Notebooks and Dashboards

Jupyter Notebooks (Beta)

New Features

  • JUPY-199: You can now schedule Jupyter notebooks, set custom parameters for the schedule, and view schedules and their execution history from the JupyterLab interface. Via Support.
  • JUPY-197, JUPY-356 and JUPY-289 : Jupyter Notebooks are now integrated with GitHub, GitLab, and BitBucket (Cloud only). You can use these version-control systems to manage notebook versions, synchronize notebooks with public and private repositories, view and compare notebook versions, and create pull requests. Via Support.
  • JUPY-195 and JUPY-334: You can now configure access control for Jupyter notebooks at both the account and object levels. Users with the system-admin role, or other roles with appropriate permissions, can configure the Jupyter Notebook resource at the account level.
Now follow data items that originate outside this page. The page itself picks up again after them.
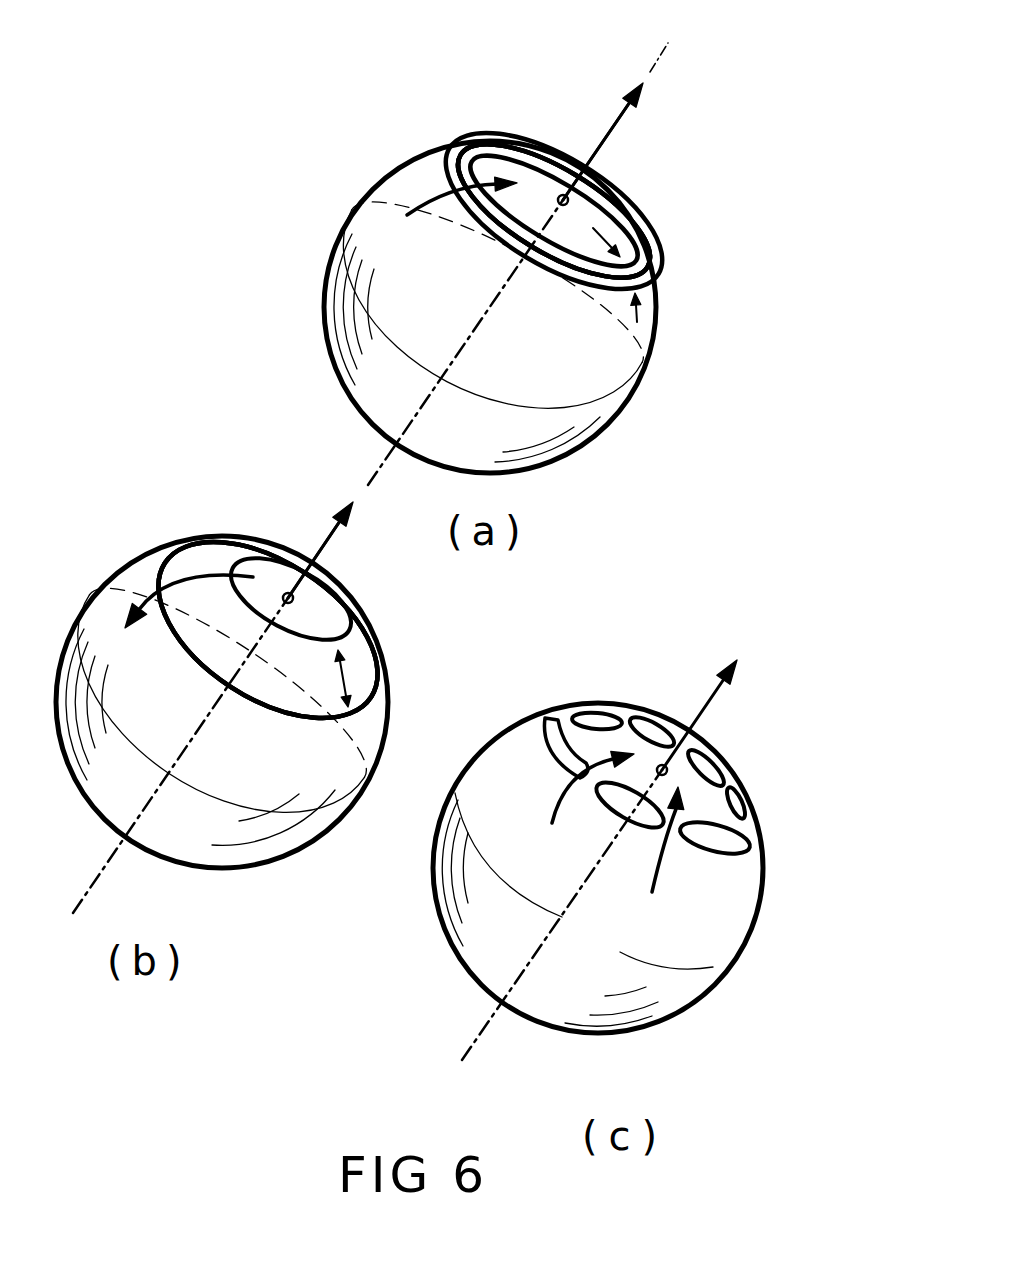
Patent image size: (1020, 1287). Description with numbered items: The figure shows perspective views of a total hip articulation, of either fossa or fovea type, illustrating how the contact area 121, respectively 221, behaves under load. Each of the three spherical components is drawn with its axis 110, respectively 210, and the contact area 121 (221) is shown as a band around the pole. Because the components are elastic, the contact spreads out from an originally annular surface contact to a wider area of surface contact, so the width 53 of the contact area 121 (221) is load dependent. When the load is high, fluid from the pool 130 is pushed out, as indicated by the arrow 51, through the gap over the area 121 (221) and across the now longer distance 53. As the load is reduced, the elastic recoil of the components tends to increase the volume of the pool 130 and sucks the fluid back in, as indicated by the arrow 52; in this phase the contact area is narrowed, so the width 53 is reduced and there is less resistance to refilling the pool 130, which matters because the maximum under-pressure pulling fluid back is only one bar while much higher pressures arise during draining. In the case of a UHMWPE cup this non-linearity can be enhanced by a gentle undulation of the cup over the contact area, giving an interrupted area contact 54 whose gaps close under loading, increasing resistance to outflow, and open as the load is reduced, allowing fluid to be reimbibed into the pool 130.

The arrow 51 is at (192, 580).
The arrow 52 is at (430, 202).
The width of the contact area 53 is at (627, 273).
The interrupted area contact 54 is at (714, 838).
The rotation axis 110 is at (603, 137).
The rotation axis (alternative) 210 is at (402, 331).
The contact area 121 is at (583, 268).
The contact area 221 is at (466, 548).
The pool 130 is at (320, 622).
Notebook users can override these permissions for the objects that they own. Via Support.
  • JUPY-251: Users with appropriate permissions can now gain access to Jupyter notebooks via shareable links. Get a shareable link as follows:
    1. In the UI, navigate to the File Browser sidebar panel.
    2. Select the required notebook and right-click.
    3. From the resulting menu, select Copy Shareable Link.
  • JUPY-193: You can now create and manage Jupyter notebooks using REST APIs.

Enhancements

  • JUPY-319: You should now specify the notebook/folder name when creating a notebook instead of using the default (Untitled*).
  • JUPY-272: You can now use the QDS Object Storage Explorer on the left side bar of the JupyterLab UI to explore Cloud storage, and to perform actions such as uploading or downloading a file.
  • JUPY-271: You can now use the Table Explorer from the left sidebar to explore the Hive metastore, schema, tables, and columns.
  • JUPY-234: Using its context menu (right-click), you can now copy a sample Jupyter notebook and paste it into the File Browser sidebar panel.
  • JUPY-413: To prevent Livy session timeout for long-running notebooks, you can now configure the kernel and Livy session idle timeout using spark.qubole.idle.timeout. Set this in the Override Spark Configuration field under the Advanced Configuration tab of the Clusters page for the attached Spark cluster. You can set it to an integer value (in minutes), or -1 for no timeout.

Bug Fixes

  • JUPY-332: Module not found errors occurred when trying to import code from the bootstrapped custom zip files in notebooks. This issue is fixed.
  • JUPY-308: Spark application startup used to fail when third party JARs were added to the Spark configuration. This issue is fixed.
  • JUPY-229: The scope of Jupyter magic commands for the listing and clearing of sessions has been limited to only the sessions of the user executing the command, so that the sessions of other users remain unchanged.
  • JUPY-214: Spark applications that are stuck in the Accepted state when the session cannot not be started are now terminated when the timeout is reached.

Zeppelin Notebooks

New Features

  • ZEP-493: Bitbucket is now integrated with Notebooks. You can use Bitbucket to manage versions of your notebooks. Learn more.
  • ZEP-3792: New package management architecture (Python 2.7 and 3.7 with R 3.5) is now available on GCP.

Enhancements

  • ZEP-3915: Zeppelin 0.8.0 includes he following enhancements:

    • ZEP-2749: Pyspark and IPyspark interpreters are now supported with IPython as the default shell. To set the Python shell as the default for the Pyspark interpreter, set zeppelin.pyspark.useIPython to false in the Interpreter settings. Via Support.
    • ZEP-4077: Notebooks now support z.run(noteId, paragraphId) and z.runNote(noteId) functions to run paragraphs or notebooks from within the notebook.
    • ZEP-3317: You can now run Markdown (%md) paragraphs in edit mode even when the cluster is down.
    • ZEP-1908: The geolocation graph type is now available in the UI by default.
  • ZEP-4129: To optimize memory usage for homogeneous Spark clusters running version 2.3.2 and later, Spark driver memory is now allocated on the basis of the instance type of the cluster worker nodes. Because of this, when configuring a cluster to attach to a notebook, you should not specify the spark.driver.memory property in the Spark cluster overrides (Override Spark Configuration under the Advanced tab). A homogeneous cluster is one in which all the worker nodes are of the same instance type.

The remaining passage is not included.